Владимир Набоков: pro et contra. Tом 2
Шрифт:
«Совершенное решение», как всегда у Набокова, содержится не в «круговращениях» фабулы, не в партиях главных фигур, а в партиях «незаметных пешек», «то ли скрытое в каком-то пассаже, то ли сплетенное с иными словами, привычные обличия которых» обманывают читателя. [8] С неизменным постоянством возникающие в словесной вязи набоковских «головоломок» энтомологические, «хронометрические» и пространственные образы могут служить кодами его «застенчивой» метафизики. В «Приглашении на казнь» Набоков только намечает основные контуры будущей утопии, набрасывает отдельные штрихи, грубо соединив которые можно различить на запутанной канве повествования следующий узор. Цинциннат — представитель некоего неизвестного в здешнем мире вида homo lepidopteros — чешуйчатокрылого человека, о чем свидетельствует наукообразный дискурс о способе мимикрии Цинцинната, подобном чешуекрылым, окраска которых обусловлена тончайшим строением чешуек, создающим сложное явление лучепроломления и дифракции так, как и у Набокова: «…он научился все-таки притворяться сквозистым, для чего прибегал к сложной системе как бы оптических обманов» (IV, 12), или: «…непроницаемый Цинциннат поворачивался туда-сюда, ловя лучи, с панической поспешностью стараясь так стать, чтобы казаться светопроводным» (IV, 13). Портрет человека претерпевает у Набокова эволюцию, в которой прочитывается метаморфоз бабочки. Сначала — «совсем новенькая и еще твердая», «скользкая», «голая» личинка; потом — «постепенное смягчение» в гусеницу, далее окукливание, ороговение кокона — тюремной крепости, в которой происходит оформление «имаго». Описание имажистого Цинцинната, уже «сквозящего» через стены кокона, подготавливается специально интригующей ретардацией повествования, намекающего на инородность героя: «Речь будет сейчас о драгоценности Цинцинната; о его плотской неполноте; о том, что главная его часть находилась совсем в другом месте…» (IV, 68).
8
Набоков В.Подлинная жизнь Себастьяна Найта // Набоков В. Bend Sinister: Романы. СПб., 1993. С. 139.
9
В образе «куколки» Набоков обыгрывает в энтомологических терминах идею Платона: «Человек — это какая-то выдуманная игрушка бога, и по существу, это стало наилучшим его назначением. <…> Люди в большей своей части куклы и лишь немногие причастны истине» (Законы: 803 с).

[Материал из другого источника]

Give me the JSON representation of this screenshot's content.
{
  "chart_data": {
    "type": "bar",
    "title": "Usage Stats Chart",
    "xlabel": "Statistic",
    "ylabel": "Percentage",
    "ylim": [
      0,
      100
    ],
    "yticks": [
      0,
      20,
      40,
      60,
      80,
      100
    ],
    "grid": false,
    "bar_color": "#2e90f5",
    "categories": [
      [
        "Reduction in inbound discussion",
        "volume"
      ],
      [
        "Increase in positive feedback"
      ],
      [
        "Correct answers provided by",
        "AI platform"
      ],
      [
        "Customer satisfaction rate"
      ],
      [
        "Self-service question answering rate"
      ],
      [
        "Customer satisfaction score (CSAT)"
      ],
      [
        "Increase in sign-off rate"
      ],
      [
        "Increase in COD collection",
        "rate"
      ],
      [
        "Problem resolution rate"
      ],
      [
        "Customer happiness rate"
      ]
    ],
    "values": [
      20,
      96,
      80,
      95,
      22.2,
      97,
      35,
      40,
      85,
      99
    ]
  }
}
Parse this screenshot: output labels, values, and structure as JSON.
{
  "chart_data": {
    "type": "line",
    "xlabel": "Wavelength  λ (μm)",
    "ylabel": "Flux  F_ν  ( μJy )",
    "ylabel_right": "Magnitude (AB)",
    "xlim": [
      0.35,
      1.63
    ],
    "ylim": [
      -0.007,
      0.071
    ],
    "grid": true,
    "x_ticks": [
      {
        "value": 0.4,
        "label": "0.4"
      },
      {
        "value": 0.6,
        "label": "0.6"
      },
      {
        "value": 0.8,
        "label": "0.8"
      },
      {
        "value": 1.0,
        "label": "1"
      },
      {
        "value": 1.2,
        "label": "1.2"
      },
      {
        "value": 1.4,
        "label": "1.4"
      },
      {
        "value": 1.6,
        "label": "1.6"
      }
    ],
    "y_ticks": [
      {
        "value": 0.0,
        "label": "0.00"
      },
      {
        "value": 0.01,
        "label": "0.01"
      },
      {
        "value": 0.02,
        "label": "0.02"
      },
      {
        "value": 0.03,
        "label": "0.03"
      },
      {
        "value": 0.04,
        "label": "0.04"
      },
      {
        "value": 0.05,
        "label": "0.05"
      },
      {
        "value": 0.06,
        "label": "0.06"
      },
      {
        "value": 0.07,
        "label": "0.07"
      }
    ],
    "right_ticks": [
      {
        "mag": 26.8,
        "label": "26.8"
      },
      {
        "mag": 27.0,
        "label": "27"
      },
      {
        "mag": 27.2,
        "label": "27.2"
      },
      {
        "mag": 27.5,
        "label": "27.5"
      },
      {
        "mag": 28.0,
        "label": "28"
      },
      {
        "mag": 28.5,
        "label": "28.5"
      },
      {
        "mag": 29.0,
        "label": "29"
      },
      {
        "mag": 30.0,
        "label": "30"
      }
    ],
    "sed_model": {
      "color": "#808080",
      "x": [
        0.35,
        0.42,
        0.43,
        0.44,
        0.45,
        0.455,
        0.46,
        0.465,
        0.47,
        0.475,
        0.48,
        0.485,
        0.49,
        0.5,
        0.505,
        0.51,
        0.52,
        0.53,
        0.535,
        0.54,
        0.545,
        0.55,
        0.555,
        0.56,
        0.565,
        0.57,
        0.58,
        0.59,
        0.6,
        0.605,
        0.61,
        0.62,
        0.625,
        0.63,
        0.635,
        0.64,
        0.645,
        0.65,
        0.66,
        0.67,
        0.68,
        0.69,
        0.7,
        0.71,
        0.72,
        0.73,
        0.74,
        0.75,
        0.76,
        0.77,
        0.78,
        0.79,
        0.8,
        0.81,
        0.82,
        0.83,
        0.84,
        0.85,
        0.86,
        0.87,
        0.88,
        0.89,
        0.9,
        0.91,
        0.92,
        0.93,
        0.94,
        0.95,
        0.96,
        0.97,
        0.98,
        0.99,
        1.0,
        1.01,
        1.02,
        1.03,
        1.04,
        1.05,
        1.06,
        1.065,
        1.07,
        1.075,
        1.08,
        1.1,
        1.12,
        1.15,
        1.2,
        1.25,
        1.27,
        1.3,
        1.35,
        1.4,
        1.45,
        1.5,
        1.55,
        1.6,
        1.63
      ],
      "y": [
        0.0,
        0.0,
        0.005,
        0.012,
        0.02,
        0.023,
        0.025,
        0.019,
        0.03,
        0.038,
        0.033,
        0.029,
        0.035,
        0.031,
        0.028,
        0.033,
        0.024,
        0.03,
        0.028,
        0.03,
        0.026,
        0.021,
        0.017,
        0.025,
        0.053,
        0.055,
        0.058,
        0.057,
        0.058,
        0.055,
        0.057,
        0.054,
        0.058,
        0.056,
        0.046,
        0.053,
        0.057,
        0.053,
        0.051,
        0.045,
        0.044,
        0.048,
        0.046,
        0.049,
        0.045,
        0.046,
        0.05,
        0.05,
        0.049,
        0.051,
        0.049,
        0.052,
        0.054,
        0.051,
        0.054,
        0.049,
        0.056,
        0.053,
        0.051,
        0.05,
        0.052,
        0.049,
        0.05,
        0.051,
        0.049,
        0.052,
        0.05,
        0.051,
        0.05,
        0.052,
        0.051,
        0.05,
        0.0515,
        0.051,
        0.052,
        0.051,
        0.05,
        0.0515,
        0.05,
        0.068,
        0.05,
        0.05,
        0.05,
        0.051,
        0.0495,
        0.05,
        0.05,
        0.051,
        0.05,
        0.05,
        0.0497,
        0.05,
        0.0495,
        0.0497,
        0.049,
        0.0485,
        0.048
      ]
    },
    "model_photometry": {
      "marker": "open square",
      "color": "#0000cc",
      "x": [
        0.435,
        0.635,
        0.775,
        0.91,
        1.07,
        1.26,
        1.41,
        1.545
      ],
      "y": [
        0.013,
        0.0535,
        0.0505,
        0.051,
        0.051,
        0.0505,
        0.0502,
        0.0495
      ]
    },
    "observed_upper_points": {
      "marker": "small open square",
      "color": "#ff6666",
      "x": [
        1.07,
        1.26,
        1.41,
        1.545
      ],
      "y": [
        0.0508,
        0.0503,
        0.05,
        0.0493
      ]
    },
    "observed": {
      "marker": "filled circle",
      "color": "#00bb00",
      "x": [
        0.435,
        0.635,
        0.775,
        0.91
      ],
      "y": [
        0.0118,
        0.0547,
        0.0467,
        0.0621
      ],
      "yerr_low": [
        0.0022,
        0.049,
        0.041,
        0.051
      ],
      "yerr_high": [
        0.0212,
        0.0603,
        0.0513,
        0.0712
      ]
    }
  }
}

Остановка времени может означать тупик эволюции. Произойти это могло вследствие некой катастрофы, внезапного «сдвига», смещения пространственно-временной оси мира, о чем свидетельствует Цинциннат, обладающий чувством идеальных, эйдетических пропорций мира, которое постоянно раздражается видимой им и не замечаемой другими асимметрией пространства: «неправильно найденный центр потолка», «…зажегся свет, посредине потолка — нет, как раз-то и не посередине, — мучительное напоминание…» (IV, 71); «В центре квадратной площади, — нет, именно не в самом центре, именно это и было отвратительно…» (IV, 126–127). Вследствие этого катаклизма «свет стал совсем слепой и вялый», и тени вещей и людей стали мешкать, отставать, цепляться «за шероховатость стен», дремать на стенах (IV, 29), увеличивая зазор между сущностью и бессущественностью, обретавшей собственную жизнь, в то время как ядро твердой сущности размягчалось до прозрачности.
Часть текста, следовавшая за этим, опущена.